Coverage: HBO's Silicon Valley

Below is the text of my story about my interview with Mike Judge last January. We talked about his new HBO comedy "Silicon Valley". For the online link to the story, click here:

MANILA, Philippines - There’s a new comedy from cult favorite Mike Judge (Office Space, Beavis & Butt-head and King of the Hill) that premiered on HBO Signature over the weekend. Aptly titled Silicon Valley, the series brings Mike’s irreverent brand of humor to that patch of real estate in Northern California where the head offices of such information technology giants as Apple, Oracle, Facebook and Google, among many others are located. It is also the area where more billionaires and millionaires have been created in the past decade more than any other cities in the United States (and perhaps the world, too!)

And, Silicon Valley is also the same area where one can find the largest concentration of nerds and geeks in the world, well, rich nerds and geeks, to be precise.

Silicon Valley, the HBO series, attempts to bring out the laughs out of this seemingly awkward fusion of incredible wealth and the unlikely bunch of people who would rather spend time working on their next inventions or their play stations rather than spending their money on lavish parties and all the typical things that the typical rich do.

The series is partly inspired by Mike’s own experiences working as a Silicon Valley engineer during the ’80s. Helping Mike with the writing is Alec Berg, the award-winning writer for Seinfeld and HBO’s Curb Your Enthusiasm.

This writer saw a preview of the pilot episode recently and it’s an understatement to say that it is funny because it’s more than funny. The humor rings true and it never feels contrived nor condescending. Of course, there are people who will take issue with the choices Mike and Alec made in creating stereotypical characters, but, hey, this is a comedy and Mike Judge is not really known for his safe humor.

“I lived up there for a while and I know it very well,” Mike told this writer during our roundtable interview at the HBO headquarters in Santa Monica, California. “I’ve been wanting to do something like that for a while.”

“It occurred to me that a lot of these types of people like Paul Allen, Bill Gates, Mark Zuckerberg, Steve Wozniak, if they had been born 200 years ago, they probably would not be the richest people in the world or not even close. They will probably be well-paid by a university or navigational engineers or something and so it is interesting to me that seeing these types of personalities who in high school were not the alpha males and now they’re the richest people in the world but they are still socially awkward — that just seems a good area for comedy,” he added.

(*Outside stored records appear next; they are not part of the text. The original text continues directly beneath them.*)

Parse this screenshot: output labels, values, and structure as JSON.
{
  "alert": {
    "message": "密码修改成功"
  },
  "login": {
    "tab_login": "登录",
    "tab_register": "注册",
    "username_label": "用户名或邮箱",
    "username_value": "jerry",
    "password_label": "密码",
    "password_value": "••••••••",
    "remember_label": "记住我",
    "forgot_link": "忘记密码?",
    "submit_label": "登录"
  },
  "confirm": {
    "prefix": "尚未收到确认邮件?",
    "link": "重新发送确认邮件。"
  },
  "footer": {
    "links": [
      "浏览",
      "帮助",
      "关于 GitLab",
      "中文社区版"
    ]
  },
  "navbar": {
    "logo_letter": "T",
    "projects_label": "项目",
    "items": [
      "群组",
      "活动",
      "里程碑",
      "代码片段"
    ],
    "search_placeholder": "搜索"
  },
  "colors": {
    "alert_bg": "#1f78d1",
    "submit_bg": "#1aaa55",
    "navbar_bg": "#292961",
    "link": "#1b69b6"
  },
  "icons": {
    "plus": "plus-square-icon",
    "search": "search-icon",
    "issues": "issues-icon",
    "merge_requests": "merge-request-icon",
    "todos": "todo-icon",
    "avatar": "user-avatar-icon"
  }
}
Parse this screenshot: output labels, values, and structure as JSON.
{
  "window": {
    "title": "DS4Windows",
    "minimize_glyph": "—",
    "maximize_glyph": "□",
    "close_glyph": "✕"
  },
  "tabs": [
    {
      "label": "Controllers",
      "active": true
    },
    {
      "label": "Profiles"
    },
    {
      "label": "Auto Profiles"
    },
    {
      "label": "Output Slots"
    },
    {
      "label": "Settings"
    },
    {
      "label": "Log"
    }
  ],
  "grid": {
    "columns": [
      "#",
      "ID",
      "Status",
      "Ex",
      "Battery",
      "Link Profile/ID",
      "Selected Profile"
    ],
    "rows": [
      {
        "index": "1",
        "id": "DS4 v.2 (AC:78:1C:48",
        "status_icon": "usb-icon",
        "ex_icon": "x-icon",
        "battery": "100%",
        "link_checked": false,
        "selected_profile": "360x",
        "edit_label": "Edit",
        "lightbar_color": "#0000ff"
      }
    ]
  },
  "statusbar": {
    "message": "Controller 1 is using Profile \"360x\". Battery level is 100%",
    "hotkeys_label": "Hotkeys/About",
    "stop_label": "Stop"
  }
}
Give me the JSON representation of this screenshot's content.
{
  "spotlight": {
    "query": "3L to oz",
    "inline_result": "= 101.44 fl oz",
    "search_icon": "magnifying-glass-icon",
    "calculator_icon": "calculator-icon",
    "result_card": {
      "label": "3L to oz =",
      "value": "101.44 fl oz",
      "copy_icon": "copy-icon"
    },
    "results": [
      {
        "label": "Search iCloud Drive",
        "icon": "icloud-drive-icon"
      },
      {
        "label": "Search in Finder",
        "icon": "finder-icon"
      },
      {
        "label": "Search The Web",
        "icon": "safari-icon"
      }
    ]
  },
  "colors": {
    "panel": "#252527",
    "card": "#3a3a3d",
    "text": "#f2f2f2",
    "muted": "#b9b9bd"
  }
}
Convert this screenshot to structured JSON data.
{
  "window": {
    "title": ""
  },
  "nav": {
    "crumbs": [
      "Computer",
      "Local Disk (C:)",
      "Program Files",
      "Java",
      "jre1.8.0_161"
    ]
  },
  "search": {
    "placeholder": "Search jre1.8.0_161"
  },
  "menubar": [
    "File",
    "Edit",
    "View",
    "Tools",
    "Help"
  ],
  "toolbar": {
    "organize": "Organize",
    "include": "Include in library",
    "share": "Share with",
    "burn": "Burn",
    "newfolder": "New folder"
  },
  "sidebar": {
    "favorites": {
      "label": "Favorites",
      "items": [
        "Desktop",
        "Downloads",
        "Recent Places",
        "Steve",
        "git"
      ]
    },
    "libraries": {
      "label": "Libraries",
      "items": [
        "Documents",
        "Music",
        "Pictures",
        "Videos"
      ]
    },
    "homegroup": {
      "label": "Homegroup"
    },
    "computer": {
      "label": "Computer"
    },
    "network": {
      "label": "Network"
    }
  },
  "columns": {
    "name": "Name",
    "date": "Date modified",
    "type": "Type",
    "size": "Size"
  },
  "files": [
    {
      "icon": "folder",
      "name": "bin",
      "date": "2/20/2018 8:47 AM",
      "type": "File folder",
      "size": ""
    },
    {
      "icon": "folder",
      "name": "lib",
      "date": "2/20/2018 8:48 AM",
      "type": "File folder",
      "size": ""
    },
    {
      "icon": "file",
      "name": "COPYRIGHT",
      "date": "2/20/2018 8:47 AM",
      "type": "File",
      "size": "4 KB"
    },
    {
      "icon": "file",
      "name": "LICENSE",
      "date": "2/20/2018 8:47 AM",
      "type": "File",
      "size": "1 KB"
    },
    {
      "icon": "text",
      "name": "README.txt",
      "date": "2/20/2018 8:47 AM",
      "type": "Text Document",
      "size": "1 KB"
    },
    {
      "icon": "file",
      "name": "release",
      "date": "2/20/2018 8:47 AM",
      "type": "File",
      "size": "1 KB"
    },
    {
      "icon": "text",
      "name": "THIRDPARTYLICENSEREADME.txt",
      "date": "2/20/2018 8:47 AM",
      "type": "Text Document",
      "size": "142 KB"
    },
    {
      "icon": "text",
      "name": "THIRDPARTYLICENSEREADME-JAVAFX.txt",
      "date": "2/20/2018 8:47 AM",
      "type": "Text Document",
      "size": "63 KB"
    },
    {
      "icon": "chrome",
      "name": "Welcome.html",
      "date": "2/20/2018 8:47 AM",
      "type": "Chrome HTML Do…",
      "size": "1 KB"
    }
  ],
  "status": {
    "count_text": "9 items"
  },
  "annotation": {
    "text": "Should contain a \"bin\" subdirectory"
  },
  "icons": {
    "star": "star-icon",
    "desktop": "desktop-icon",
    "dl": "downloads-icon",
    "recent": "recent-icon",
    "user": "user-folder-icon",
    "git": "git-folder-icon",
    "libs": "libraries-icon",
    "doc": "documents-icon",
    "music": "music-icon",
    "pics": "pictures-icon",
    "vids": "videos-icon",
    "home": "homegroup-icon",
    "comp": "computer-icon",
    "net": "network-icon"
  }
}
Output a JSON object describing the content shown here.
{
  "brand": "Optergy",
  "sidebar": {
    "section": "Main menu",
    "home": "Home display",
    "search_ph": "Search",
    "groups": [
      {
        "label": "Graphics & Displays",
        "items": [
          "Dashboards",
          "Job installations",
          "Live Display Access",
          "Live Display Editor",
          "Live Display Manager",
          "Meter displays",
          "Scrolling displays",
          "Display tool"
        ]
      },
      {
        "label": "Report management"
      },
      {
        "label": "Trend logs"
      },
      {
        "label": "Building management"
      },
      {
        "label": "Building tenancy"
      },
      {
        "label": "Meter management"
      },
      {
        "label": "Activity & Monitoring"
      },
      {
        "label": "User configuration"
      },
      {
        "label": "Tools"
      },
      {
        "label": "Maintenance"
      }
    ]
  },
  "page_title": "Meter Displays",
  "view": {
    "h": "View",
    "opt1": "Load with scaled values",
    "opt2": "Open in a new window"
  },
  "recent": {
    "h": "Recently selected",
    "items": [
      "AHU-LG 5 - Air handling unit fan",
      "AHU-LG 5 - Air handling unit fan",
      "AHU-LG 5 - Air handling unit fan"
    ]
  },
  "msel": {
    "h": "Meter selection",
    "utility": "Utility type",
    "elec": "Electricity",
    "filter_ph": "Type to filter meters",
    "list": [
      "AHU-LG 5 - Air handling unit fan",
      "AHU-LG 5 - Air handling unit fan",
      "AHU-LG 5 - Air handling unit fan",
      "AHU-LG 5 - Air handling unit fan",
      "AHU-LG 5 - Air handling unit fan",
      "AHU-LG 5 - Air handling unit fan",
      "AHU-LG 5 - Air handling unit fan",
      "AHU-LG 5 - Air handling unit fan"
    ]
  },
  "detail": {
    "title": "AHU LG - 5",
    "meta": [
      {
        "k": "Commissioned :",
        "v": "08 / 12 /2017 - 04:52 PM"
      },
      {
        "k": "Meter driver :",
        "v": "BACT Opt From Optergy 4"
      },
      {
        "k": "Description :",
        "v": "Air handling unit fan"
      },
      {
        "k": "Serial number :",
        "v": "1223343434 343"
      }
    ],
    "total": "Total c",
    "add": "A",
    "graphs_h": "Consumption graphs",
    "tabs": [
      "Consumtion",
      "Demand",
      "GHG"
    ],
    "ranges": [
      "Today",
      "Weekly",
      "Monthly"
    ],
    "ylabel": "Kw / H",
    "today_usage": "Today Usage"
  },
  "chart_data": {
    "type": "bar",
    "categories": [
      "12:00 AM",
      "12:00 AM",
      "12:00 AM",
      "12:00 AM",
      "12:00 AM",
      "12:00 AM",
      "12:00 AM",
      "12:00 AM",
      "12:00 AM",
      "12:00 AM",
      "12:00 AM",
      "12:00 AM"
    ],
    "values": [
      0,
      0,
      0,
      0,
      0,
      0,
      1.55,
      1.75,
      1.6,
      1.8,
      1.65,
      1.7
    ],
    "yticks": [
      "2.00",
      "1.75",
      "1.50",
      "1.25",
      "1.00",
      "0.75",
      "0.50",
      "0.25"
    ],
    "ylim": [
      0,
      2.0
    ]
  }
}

The story revolves around four friends who are all dreaming of creating that next big thing that will make them the next area millionaires. Richard (Thomas Middleditch) is an introverted computer programmer living in the Hacker Hostel start-up incubator along with his best friend, Big Head (Josh Brener), pompous Gilfoyle (Martin Starr) and dry-witted Dinesh (Kumail Nanjani). These social misfits live under the watch of Erlich (T.J. Miller), a self-satisfied dotcom millionaire who lets them stay in his house for free — as long as he gets a 10 percent stake in their projects.

“It’s a satire, yeah, probably,” Mike replied when asked how should the audience respond to the show. “It is what it is, I guess. A little bit of reflection (of the Silicon Valley inhabitants), I suppose.”

Mike revealed that they initially envisioned a dramedy series about the pitfalls of becoming an overnight millionaire in Silicon Valley but their ideas evolved after they came to know more people and after they were given a full series pick-up by HBO.

“The more research we did, the more funny things we started to discover about this world — some of it, I know already… There’s more money than there is in Hollywood but people aren’t really quite sure how to enjoy themselves with it.”

Their research also confirmed one nice fact about these dotcom millionaires: They live frugal and modest lifestyles. “Nobody drives a fancy car. Sandy Hill Road has a trillion dollar in investment money and it looks like nothing typical like an office park, nondescript.”

Silicon Valley will have eight episodes this season. This writer was not informed if it will follow the story arc introduced in the pilot episode but, nevertheless, it should be one fun series to follow. I know a friend (yes, it is you Christine Macalalad) who saw the pilot episode last week (the show started airing one week earlier in the US) and she was raving about it on Facebook for a couple of days.

In the Philippines, the series airs Sunday nights at 9 on HBO Signature. In the US, it airs Sundays on HBO after Game of Thrones and before Veep.